I have a program that does this:

For( i = 0; i < 500; i++ )
{
Load in Data
Split Data into two 1-D arrays
Move ONE array to each of the two devices
Execute Kernal
Move ONE array from each device to HOST
}

I looked at the SimpleMultiGPU example and came across this problem:

For( i = 0; i < num_iterations; i++ )
{

for(int device_counter = 0; device_counter < num_gpus; device_counter++)
{
threadID[device_counter] = cutStartThread( (CUT_THREADROUTINE)ComputeDevice, (void *)(deviceData+device_counter) );
}

}

where my CUT_THREADROUTINE is…

static CUT_THREADPROC ComputeDevice(TGPUdeviceData *deviceData)
{
unsigned short *d_Input;

// Set Device
cutilSafeCall( cudaSetDevice(deviceData->device) );

// Allocate Memory
cutilSafeCall( cudaMalloc((void**)&d_Input, ...) );

// Copy to Device
cutilSafeCall( cudaMemcpy( d_Input, deviceData->h_data, ..., cudaMemcpyHostToDevice ) );

**<<Call Kernal1>>**

// Copy to Host
cutilSafeCall( cudaMemcpy( deviceData->h_data, d_Input, ..., cudaMemcpyDeviceToHost ) );

cudaFree(d_Input);

CUT_THREADEND;

}

This solution works, but there is MAJOR LAGG!!! By allocating and freeing “d_Input” every single time for each device * each iteration really swamps the processing time.

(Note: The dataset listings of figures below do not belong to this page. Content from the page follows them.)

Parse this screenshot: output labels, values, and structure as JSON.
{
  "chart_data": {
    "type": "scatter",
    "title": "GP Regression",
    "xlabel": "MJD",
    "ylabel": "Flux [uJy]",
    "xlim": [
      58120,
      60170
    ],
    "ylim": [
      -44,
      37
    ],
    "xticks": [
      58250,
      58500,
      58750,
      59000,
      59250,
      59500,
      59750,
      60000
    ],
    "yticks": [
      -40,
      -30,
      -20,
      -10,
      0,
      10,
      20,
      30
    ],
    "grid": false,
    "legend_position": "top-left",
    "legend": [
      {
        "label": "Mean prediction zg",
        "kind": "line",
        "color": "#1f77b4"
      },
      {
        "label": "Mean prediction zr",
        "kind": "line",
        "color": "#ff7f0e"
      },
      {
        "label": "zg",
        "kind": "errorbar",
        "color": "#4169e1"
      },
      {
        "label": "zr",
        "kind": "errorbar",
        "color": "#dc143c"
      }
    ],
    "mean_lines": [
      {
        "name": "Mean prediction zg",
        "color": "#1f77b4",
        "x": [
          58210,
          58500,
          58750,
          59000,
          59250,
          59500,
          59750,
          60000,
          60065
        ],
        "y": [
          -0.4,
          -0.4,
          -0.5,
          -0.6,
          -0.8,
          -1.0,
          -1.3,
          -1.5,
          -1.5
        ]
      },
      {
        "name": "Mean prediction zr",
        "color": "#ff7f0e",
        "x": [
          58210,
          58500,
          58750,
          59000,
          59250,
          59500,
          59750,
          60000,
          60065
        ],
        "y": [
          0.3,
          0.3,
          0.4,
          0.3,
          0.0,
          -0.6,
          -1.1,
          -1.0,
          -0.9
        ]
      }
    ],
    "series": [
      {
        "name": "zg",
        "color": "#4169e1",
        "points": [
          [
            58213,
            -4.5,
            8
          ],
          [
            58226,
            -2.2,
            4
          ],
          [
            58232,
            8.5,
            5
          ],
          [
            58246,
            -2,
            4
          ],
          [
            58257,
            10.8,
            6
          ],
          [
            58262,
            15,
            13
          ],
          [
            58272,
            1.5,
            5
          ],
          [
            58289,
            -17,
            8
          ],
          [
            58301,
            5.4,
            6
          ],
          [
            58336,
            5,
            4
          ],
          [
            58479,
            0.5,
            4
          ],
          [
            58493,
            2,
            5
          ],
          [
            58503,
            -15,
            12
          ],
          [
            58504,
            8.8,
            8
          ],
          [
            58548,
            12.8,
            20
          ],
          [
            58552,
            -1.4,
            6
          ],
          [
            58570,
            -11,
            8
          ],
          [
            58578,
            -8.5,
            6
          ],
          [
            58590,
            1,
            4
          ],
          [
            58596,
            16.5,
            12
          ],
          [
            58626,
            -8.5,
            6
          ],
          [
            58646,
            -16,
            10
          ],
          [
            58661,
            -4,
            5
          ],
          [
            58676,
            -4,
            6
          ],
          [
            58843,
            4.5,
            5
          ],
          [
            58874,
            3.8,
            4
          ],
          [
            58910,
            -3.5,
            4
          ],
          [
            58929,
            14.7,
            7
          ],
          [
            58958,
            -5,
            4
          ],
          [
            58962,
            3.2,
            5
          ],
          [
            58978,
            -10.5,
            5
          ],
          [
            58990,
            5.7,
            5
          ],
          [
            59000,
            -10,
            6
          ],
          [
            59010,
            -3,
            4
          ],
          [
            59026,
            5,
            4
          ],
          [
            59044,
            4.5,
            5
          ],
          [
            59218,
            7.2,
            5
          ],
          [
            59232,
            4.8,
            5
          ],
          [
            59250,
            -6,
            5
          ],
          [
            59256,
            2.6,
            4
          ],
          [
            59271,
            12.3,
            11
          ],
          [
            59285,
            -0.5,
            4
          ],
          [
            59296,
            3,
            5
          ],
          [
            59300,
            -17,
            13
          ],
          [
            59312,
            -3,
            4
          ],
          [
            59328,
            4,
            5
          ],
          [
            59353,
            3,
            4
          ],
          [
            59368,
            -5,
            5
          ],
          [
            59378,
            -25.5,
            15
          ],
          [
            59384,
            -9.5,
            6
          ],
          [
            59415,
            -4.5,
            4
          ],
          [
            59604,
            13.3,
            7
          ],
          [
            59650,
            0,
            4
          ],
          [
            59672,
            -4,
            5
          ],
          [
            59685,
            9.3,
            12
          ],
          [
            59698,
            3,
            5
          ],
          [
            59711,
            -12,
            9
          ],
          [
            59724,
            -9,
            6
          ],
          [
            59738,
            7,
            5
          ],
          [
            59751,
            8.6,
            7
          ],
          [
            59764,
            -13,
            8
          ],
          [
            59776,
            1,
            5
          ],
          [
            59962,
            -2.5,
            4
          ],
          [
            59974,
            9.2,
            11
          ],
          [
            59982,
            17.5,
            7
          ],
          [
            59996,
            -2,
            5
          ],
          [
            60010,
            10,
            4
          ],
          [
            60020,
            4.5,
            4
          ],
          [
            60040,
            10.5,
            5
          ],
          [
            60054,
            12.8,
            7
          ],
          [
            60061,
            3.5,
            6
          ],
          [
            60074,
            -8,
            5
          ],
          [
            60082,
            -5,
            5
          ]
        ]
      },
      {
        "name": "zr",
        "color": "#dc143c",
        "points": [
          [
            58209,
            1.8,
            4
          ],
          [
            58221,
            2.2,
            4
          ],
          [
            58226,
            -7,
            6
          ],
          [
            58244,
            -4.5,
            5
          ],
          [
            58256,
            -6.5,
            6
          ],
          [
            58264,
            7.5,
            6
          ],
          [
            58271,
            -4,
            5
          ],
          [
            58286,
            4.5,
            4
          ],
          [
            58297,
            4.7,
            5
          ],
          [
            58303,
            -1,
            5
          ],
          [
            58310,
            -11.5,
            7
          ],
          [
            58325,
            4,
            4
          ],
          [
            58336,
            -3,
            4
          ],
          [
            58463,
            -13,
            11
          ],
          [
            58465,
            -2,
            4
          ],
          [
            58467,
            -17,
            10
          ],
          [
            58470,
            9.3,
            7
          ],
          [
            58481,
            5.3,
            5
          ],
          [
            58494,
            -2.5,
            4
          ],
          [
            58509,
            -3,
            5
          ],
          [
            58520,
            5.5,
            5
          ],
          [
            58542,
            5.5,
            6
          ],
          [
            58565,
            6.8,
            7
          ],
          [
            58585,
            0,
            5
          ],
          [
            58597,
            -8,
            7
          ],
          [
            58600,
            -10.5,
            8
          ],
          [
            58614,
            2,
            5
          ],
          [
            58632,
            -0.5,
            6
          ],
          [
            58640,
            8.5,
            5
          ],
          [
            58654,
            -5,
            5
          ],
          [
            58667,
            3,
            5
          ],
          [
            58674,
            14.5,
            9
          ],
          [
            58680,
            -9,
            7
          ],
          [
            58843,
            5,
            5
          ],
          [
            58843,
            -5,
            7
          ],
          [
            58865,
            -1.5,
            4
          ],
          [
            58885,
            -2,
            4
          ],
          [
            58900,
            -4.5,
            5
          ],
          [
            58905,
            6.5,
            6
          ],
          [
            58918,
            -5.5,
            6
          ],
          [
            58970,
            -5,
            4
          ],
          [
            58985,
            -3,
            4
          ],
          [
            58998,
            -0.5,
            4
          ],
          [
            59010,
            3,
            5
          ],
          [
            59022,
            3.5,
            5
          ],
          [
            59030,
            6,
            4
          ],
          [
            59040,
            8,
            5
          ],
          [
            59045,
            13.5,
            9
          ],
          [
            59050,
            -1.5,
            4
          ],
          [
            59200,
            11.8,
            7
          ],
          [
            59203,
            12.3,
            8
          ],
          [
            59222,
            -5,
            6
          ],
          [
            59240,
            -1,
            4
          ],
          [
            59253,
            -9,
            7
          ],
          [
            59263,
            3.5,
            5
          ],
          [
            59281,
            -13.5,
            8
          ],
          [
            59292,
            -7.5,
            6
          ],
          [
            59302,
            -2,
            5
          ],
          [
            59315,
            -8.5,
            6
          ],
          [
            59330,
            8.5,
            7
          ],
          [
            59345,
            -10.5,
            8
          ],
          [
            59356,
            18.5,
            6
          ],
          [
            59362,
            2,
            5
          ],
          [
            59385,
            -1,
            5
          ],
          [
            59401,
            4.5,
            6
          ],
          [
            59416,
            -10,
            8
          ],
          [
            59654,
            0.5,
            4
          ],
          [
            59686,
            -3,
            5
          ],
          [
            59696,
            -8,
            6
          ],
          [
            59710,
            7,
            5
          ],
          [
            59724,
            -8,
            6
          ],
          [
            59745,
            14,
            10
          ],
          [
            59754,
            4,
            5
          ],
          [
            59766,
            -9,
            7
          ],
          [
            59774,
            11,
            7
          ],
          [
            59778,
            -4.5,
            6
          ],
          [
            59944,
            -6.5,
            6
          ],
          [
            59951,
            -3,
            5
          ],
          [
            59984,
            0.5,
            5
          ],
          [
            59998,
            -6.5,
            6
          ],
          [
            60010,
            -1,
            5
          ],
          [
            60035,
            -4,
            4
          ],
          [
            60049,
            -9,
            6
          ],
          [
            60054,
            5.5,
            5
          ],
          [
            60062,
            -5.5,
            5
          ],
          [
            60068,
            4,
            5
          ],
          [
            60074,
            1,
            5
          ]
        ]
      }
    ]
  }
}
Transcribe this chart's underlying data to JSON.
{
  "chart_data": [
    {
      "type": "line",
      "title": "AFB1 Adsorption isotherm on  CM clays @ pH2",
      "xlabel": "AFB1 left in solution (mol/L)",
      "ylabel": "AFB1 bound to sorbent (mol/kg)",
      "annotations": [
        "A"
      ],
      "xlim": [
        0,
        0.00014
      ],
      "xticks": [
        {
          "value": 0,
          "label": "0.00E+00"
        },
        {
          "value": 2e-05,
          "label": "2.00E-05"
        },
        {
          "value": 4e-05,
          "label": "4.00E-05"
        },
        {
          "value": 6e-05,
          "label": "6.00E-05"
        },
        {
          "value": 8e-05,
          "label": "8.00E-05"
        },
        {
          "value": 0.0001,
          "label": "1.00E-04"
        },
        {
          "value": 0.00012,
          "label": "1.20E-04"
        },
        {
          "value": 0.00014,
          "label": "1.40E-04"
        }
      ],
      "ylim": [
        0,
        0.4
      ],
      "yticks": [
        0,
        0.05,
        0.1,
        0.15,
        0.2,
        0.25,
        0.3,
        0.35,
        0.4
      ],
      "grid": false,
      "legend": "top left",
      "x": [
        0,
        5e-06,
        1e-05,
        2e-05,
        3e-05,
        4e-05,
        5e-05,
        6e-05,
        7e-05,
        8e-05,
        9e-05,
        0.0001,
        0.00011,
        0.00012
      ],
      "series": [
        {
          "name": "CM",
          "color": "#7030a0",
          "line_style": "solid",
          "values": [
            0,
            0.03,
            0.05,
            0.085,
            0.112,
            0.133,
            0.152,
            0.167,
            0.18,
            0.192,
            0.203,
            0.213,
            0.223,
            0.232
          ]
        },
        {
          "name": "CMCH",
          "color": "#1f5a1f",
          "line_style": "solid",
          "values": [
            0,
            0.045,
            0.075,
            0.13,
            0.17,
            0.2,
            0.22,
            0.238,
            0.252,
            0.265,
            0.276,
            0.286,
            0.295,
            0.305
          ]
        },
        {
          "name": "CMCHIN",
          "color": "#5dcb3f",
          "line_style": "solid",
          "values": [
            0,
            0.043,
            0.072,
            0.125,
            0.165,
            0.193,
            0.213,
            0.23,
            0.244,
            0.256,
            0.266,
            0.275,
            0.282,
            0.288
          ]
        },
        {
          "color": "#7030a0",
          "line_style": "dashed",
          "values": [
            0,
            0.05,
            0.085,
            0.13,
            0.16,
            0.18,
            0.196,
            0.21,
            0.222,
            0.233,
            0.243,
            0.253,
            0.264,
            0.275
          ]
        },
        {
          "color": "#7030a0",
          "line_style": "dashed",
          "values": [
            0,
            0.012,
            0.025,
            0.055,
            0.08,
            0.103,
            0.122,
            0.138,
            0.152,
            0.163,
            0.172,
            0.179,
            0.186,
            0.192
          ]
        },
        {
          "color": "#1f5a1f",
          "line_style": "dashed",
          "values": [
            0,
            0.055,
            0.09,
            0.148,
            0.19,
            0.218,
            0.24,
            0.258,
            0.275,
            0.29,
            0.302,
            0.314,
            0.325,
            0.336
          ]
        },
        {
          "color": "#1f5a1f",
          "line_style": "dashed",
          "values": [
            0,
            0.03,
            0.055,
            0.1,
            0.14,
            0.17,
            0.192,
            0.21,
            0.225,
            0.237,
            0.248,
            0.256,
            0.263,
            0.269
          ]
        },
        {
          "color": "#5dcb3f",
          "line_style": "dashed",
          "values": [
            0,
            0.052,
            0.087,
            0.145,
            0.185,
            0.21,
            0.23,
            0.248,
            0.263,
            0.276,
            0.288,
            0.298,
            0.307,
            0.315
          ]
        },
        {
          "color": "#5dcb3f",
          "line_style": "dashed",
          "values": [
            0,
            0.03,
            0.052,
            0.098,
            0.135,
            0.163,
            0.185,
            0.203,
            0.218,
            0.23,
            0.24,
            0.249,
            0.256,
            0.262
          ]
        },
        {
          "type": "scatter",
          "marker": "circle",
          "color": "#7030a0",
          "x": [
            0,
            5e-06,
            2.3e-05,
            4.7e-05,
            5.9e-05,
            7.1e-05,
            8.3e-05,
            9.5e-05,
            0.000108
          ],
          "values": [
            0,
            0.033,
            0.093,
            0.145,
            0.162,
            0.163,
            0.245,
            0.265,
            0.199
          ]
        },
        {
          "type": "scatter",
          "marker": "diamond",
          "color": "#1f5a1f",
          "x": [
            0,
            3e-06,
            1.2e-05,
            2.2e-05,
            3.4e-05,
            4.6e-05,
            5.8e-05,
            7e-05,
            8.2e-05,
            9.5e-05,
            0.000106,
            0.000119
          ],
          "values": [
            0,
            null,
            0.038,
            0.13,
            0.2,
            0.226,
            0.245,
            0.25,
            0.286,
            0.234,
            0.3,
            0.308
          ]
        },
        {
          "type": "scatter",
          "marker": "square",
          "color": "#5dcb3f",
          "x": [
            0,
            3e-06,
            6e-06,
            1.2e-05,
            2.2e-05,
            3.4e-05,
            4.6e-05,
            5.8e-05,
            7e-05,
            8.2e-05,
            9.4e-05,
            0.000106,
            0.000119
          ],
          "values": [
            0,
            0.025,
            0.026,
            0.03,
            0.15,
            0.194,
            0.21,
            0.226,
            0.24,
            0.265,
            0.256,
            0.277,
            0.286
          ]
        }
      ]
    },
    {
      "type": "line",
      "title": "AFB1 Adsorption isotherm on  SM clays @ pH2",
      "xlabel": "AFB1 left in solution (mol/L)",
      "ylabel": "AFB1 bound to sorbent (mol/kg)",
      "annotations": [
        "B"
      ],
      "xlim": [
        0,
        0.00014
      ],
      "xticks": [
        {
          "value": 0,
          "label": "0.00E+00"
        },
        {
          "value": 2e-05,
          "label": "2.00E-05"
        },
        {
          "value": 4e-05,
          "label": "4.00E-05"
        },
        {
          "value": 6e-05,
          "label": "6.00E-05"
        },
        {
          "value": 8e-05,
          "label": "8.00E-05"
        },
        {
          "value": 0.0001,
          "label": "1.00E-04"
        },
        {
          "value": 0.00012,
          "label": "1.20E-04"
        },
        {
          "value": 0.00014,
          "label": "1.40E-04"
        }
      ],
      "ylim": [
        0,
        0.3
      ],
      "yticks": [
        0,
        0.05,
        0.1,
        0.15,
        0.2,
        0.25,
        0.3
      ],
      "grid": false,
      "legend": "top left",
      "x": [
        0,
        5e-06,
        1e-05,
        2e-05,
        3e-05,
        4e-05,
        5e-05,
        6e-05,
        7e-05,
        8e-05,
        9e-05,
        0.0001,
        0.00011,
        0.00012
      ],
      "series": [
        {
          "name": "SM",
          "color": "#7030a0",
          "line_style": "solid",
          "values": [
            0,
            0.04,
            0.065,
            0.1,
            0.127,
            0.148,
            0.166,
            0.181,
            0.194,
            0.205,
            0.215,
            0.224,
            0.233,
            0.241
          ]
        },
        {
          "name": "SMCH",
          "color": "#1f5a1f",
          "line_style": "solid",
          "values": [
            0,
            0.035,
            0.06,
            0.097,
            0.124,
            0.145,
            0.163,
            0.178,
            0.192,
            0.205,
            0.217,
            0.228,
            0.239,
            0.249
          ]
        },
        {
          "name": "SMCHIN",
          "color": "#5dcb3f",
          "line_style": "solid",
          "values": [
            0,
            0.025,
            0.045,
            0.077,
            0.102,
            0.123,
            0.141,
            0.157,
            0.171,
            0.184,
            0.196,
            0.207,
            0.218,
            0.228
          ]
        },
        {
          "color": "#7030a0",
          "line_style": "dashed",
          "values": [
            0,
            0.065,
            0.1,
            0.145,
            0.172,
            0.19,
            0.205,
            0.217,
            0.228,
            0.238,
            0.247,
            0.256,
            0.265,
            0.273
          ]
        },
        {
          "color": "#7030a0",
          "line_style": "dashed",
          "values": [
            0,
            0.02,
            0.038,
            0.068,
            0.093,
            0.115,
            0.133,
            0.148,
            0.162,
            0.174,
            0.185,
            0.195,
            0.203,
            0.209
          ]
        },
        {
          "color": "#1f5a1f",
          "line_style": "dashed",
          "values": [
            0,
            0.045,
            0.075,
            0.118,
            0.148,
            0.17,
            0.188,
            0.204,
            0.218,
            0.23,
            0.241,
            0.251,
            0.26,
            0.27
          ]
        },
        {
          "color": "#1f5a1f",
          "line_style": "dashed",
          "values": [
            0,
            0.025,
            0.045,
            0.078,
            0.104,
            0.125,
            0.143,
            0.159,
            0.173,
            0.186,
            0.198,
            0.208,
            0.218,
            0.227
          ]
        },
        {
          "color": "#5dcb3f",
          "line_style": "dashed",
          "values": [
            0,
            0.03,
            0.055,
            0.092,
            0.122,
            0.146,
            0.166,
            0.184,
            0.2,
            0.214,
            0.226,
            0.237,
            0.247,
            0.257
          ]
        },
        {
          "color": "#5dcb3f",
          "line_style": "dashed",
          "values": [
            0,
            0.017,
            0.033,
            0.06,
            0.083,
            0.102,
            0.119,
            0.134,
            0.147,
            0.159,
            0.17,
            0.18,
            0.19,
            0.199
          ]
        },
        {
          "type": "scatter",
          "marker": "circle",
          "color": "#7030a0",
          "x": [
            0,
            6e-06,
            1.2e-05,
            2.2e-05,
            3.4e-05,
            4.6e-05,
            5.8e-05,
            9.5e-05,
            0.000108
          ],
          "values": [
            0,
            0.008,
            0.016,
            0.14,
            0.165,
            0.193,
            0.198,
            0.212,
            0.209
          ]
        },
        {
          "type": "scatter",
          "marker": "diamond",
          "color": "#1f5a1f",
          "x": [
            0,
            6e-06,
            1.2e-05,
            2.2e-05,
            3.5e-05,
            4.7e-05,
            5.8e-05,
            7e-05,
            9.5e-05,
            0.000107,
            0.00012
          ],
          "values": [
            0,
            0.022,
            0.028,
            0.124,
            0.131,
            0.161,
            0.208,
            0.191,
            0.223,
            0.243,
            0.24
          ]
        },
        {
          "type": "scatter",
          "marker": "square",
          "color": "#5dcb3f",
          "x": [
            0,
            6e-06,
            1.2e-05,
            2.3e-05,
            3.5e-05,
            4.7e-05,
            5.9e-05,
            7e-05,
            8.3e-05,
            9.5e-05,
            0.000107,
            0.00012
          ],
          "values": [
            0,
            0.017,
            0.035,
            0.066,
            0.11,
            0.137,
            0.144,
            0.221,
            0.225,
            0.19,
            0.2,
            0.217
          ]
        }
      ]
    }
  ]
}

Ideally, I want to set up a global device memory pointer/location such that I only need to allocate the memory once and then rewrite it every time it loops. What is the best approach to do this? Or is my line of thinking incorrect? Keep in mind that I need a global device memory location for EACH device and it needs to be done before the num_iterations loop begins.

Thanks so much for your help!

Well, if you are using multi-GPUs, you need multiple host threads given that the resources allocated to the GPU are valid within the context of the host thread. For multi-GPUs, I currently use pthreads.